Stimmt es, dass Kinder nicht merken, wenn sie zu wenig Luft bekommen?

Achenbach:
„Diese Behauptung ist irreführend: Kinder merken es deutlich, wenn sie keine Luft bekommen und können sich im Zweifel die Maske selbstständig vom Gesicht ziehen, gerade wenn es eine Maske mit Gummizug hinter den Ohren ist. Und Sie als aufmerksamer Erwachsener würden es auch sofort mitbekommen. Die Kinder gehen im Moment doch ohnehin nicht allein raus zum Einkaufen oder fahren ohne Begleitung mit öffentlichen Verkehrsmitteln, wo die Masken getragen werden sollen. Beim Spazieren im Park, beim Spielen draußen oder beim Sport ist es viel wichtiger darauf zu achten, die Mindestabstände einhalten.“

5 Gesichtsmasken-Typen im Vergleich – Infografik

Gefährliche Keime unter der Maske?

Was ist an der Behauptung dran, durch die Feuchtigkeit in der Maske könnten sich gefährliche Keime in der Lunge vermehren?

Achenbach:
„Zunächst einmal: Hinter der Maske sind zuallererst unsere eigenen Keime. Es ist unsere eigene Feuchtigkeit – davon geht keine Gefahr für uns selbst aus. Außerdem sollen die Masken auch nicht länger als zwei Stunden am Stück getragen werden.

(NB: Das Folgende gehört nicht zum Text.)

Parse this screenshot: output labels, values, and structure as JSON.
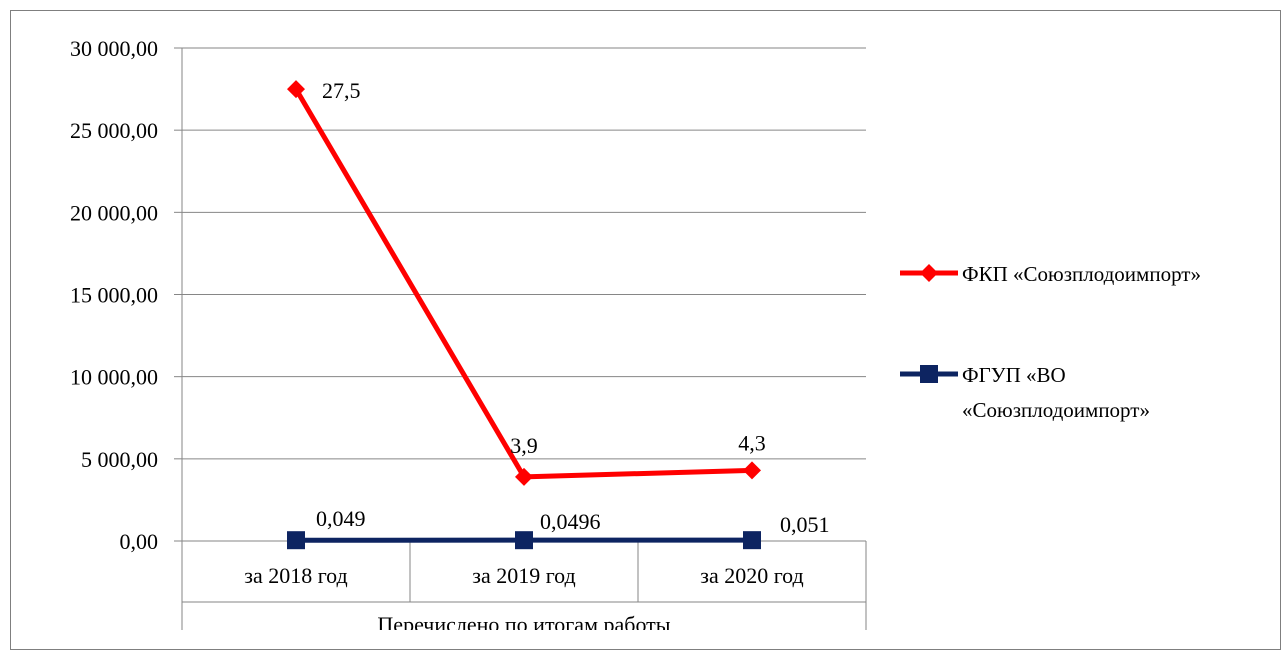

Dann müssen sie gewaschen und desinfiziert werden.

Deshalb sollte man bei einer Maske Marke Eigenbau auch einen Stoff verwenden, der gekocht werden kann.

Falls eine Kochwäsche aber nicht möglich ist, empfehle ich mit einem desinfizierenden Waschmittel zu waschen. Die sind speziell gekennzeichnet und desinfizieren auch schon bei einer 60-Grad-Wäsche. Eine korrekt behandelte Maske ist keine Brutstätte für Keime!“

Dr. Michael Achenbach ist niedergelassener Kinder- und Jugendarzt in Plettenberg (NRW) im Sauerland.